In The Doldrums With The Fourth Estate
This started out as a post about how we've become a nation of biddies, the most sniffy and censorious and irony-impaired gaggle of yahoos ever to breathe air. It was prompted by a wire story citing "genuine outrage" by "some veterans and members of Congress" over a gimmick on the "Wedding Crashers" web site allowing people to download and print out phony paper Purple Hearts. (The titular characters are two oafs who use various means, including fake medals, to score chicks at wedding receptions.) This seemed like a perfect opportunity to fulminate against the climate of creeping humorlessness in which we seem to live. And honestly, I was all set to tee off. I mean, I had the ball in my sights and I was waggling my hips and checking my grip and squinting down-course to take range. I was already framing an argument, something along the lines of "Tell me specifically how this dumb joke materially denigrates the real contributions of American vets." I was also toying with the notion of wondering exactly how dopey you have to be to wear a paper military medal at all, let alone try to pass it off as real. And I was going to bring it home with a gratuitous screed about how thoroughly "Wedding Crashers" fell apart in its last three-fifths, and bastinado the filmmakers for trying to give the oafs some heart, of all things, which is as Kryptonite to true funny. I mean, I was ready to go. I was set to break for lunch. Then I read the story. Then I read it again.
And you know what? As best I can tell, the "some veterans" expressing "genuine outrage" over the thing seem to number in the low single digits, or approximately one: Hershel Gober, a former deputy secretary of Veterans Affairs and himself a Purple Heart winner. At that, his unsettlement seems to be fairly mild. "I have no problem with spoofs," Gober told Scripps Howard. "But we're trying to protect the medals." To which a reasonable person can only respond: Um, okay. Thinking I must have missed something, I combed the wires for other stories on the subject, turning up only an AP dispatch which cited an FBI agent who enforces federal laws against the illicit trafficking of Medals of Honor -- a guy who's conscientiously performing the duties for which he gets paid, in other words -- and a Vietnam vet who runs a web site devoted to medal recipients.

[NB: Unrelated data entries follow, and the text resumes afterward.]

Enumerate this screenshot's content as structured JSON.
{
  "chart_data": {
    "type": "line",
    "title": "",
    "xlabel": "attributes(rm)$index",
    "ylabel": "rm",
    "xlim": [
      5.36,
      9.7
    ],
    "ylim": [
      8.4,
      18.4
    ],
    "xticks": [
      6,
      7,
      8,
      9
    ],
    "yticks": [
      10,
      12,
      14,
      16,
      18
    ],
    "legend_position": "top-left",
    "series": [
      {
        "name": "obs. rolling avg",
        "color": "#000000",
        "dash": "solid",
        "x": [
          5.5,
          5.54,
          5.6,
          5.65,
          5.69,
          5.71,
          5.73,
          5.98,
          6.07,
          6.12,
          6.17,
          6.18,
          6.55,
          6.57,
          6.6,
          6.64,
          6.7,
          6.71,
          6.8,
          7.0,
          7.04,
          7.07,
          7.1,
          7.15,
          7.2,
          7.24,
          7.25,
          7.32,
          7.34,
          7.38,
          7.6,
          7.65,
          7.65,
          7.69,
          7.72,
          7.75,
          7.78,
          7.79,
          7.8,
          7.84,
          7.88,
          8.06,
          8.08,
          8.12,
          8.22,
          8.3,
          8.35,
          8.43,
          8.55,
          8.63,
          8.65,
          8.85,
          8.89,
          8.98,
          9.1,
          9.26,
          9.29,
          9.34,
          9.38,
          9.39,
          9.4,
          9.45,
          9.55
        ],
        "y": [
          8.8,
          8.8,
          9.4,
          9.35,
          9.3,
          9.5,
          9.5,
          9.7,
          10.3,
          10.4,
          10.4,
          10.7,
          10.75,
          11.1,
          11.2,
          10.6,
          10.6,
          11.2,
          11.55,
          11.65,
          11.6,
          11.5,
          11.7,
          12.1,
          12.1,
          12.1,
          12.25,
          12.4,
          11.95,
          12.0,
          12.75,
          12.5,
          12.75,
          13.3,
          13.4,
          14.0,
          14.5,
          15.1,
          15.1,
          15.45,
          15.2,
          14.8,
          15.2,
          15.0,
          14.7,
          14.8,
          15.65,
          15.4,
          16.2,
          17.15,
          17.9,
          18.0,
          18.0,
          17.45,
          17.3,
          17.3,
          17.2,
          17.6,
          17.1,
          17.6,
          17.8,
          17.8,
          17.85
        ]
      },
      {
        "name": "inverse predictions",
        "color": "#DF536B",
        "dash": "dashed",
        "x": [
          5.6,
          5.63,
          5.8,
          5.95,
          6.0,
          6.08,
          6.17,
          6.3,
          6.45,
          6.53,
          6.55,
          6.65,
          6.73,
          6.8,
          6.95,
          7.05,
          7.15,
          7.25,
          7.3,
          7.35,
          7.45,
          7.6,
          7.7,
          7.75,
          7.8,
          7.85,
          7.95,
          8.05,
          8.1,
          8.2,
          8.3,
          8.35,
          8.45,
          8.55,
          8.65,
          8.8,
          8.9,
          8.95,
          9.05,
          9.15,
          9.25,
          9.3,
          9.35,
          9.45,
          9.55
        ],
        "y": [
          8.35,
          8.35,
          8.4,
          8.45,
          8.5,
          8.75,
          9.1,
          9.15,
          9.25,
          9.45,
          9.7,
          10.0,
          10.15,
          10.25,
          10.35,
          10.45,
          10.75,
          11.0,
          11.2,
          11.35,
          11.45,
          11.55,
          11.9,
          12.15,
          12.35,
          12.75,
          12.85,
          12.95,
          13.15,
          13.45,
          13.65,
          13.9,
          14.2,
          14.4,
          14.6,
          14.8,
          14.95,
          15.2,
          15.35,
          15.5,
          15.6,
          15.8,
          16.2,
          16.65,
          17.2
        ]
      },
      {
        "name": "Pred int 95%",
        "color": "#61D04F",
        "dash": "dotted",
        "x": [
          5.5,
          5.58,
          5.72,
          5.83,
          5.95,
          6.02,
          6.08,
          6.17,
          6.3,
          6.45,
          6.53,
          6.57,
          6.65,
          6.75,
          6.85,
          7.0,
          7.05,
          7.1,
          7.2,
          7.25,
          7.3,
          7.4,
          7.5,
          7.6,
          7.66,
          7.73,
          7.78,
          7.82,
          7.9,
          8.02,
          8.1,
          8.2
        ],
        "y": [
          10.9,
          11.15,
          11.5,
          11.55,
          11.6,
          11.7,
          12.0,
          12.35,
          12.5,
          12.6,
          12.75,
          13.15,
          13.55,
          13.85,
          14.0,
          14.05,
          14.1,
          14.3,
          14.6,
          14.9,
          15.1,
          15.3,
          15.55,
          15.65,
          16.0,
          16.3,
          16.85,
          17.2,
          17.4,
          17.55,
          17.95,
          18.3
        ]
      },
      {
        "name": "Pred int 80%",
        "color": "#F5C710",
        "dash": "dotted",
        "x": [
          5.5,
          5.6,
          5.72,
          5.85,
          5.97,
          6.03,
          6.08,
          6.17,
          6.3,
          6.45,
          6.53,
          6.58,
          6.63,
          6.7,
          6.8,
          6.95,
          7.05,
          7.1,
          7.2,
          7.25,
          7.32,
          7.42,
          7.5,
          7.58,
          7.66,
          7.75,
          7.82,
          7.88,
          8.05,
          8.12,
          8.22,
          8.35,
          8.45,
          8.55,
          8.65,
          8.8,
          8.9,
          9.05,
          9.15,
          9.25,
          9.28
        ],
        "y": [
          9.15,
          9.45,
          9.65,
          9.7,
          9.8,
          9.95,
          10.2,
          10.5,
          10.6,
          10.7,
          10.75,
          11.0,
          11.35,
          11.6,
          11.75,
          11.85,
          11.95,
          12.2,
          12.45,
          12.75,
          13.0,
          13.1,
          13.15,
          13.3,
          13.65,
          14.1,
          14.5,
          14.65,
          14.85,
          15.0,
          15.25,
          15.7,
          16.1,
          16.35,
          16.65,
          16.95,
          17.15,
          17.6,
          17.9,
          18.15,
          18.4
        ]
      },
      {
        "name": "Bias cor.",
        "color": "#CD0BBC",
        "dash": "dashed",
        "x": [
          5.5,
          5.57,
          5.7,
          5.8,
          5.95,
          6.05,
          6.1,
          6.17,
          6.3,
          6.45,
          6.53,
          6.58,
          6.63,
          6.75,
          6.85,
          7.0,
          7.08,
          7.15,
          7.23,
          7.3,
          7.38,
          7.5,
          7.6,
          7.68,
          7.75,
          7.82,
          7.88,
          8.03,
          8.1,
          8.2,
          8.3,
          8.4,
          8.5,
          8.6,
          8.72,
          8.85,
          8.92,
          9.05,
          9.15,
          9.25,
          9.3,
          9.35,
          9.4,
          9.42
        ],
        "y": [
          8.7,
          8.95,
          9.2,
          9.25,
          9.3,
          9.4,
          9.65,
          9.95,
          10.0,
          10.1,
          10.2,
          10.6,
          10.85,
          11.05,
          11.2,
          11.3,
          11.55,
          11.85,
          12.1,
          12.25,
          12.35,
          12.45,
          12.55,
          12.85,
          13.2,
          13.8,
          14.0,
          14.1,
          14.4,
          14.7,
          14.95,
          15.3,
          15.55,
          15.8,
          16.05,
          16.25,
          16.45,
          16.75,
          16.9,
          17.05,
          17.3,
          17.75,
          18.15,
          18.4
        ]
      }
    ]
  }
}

So here's a puzzler. Is it possible that somebody would be cynical enough to trade on the popularity of a hit movie, enlisting a couple of drowsy, hyperbolically-inclined wire reporters in the dog days of summer -- Aw hell, it's too hot to do any reporting today -- in the service of, let's say, a self-aggrandizing attempt to pad a resume and gather some column inches? Who would do such a thing? Bingo: A member of the United States Congress! In this case, it's Rep. John T. Salazar of Colorado, whose fingerprints are all over the wire stories. Salazar is, as it happens, the sponsor of legislation aimed at curtailing the illegal procurement or display of military medals. "With the recent release of the popular movie 'Wedding Crashers', Hollywood has stumbled upon the serious problem of phony medal recipients," Salazar's office said in a press release quoted in the Scripps story. To which a reasonable person can only respond: It has?
Look: Earning medals is no cakewalk. In some cases the price is tremendously high, and people who've paid it deserve respect and thanks, and people who haven't and claim they have, well, it doesn't take an act of Congress to know they should be pummeled with sticks. This isn't what's sticking in Mr. Irresponsible's craw today. It's the unending lazy-ass credulousness of some of my colleagues in the press. So let me address this to the low-level journodrones who got stuck in the office on a steamy Friday when that release from DC came in, and didn't have the sense or the nerve to push back when their aging, running-on-fumes editors got that crazy "I smell a trend" look in their bloodshot eyes: Fellas, I know it's hot. I know you're sleepy. We're all sleepy. But the next time you get an assignment to gin up a trend story from a press release, try to find more than three people -- that's three people total in two
stories -- to bolster your theory that there's something widespread going on. (You might have to quit downloading porn and MP3s long enough to make some phone calls. It's a pretty basic technique, and if you're stuck I can show you how it works.) And when you're done -- ah ah ah, when you're done, mister -- then maybe we'll get to go outside and play hackey sack for a while. All right, run along now and file your stories. Mr. Irresponsible's late for lunch, and you wouldn't want him to get cranky.